Lewis, Harris, and others all maintain that shortening trading hours will serve no purpose because markets now operate globally on all time zones, and there is a significant amount of post and pre market trading. However, the panelists agreed that circuit breakers can still help slow things down when there is high uncertainty to give liquidity providers more time to process information.

Why don’t we ban short selling like we did in 2008?

Overdahl said that back in 2008 there was a lot of political pressure to impose the ban, even though that was contrary to the SEC’s view. He believed the ban had harmful effects, citing several unintended consequences including a significant drop in liquidity for options instruments, the creation of a “list risk” around exemptions from the ban, and losses to firms that wanted to raise money through the convertible bond market.
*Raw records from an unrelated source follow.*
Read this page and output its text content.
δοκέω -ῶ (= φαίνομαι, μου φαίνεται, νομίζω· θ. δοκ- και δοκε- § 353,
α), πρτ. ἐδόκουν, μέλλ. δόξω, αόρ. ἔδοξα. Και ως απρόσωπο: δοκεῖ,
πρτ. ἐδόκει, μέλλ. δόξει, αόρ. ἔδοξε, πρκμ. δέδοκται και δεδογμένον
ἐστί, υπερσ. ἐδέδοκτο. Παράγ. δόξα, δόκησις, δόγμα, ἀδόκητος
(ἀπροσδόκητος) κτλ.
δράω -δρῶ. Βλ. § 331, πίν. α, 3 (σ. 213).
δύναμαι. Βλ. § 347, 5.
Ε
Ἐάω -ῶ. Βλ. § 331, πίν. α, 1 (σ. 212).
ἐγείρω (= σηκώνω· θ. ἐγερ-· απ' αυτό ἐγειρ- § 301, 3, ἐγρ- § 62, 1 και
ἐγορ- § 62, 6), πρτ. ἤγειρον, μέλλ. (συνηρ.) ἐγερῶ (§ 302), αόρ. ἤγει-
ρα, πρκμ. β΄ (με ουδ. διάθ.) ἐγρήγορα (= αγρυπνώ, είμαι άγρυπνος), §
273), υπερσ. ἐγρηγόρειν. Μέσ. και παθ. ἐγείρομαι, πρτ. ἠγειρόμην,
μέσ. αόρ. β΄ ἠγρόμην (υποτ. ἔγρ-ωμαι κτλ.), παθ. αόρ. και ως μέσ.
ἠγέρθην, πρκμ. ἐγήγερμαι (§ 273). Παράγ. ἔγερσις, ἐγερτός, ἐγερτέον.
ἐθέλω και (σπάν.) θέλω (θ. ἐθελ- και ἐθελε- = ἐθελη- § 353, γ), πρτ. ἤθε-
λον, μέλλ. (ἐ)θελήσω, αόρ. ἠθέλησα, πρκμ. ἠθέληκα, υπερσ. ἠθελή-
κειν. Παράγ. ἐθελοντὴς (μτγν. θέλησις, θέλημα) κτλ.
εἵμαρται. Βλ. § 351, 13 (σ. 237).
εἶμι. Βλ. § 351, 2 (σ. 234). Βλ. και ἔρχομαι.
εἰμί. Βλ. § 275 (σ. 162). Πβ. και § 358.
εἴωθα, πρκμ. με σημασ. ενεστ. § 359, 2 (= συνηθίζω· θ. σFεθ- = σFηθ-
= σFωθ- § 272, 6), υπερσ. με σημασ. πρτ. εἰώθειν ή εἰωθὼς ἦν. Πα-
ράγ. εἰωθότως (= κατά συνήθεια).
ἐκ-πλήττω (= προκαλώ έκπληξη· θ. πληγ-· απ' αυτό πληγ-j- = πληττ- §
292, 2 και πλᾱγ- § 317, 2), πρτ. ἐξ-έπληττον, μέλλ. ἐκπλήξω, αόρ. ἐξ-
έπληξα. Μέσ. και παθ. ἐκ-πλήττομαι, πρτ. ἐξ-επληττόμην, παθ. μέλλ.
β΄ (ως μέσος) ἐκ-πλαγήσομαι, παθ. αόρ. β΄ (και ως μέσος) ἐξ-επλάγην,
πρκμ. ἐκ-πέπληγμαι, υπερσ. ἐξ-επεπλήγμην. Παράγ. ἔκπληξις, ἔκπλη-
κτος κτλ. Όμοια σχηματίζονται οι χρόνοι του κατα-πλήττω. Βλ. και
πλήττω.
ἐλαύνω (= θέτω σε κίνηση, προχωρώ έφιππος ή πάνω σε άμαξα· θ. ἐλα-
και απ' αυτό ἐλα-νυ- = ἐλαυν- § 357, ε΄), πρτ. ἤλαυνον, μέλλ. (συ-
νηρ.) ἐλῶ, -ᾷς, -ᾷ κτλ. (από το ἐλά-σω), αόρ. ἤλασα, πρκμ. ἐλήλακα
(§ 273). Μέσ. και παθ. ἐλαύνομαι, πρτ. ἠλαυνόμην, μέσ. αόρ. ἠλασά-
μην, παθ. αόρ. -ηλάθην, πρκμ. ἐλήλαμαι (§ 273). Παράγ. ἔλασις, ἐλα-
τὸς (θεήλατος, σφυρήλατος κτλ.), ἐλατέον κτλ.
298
Finally, Spatt argued that short sellers are not to blame for lower prices. In fact, they can often support prices by offering investor’s another means of expressing their view on a company’s fundamentals. For instance, recently uninformed traders kept pushing the price of Zoom Technologies (ZOOM) through the roof – even though it has nothing to do with Zoom Video Communications (ZM) – because ZOOM stock was difficult to borrow, making it expensive for short sellers to bet against the misinformed traders that had been buying the wrong stock. Furthermore, according Harris, an incomplete ban would only incentivize CEOs to try to cover up their mistakes to prop up stocks’ prices.


CFMP Director Reena Aggarwal and Associate Director Alberto Rossi provided the opening and closing statements. The Center for Financial Markets and Policy is committed to leading thought provoking, open discussions on critical policy and regulatory issues related to global financial markets. 

  1. Financial markets should not be closed and their hours should not be shortened because the information and risk management functions they provide are too valuable for investors and policy makers. 
  2. Short selling should not be banned because past experience has shown us that a ban can have far too many negative unintended consequences. 
  3. Policymakers need to focus on providing liquidity for the market and financial assistance for companies which will struggle to remain solvent through the duration of this crisis.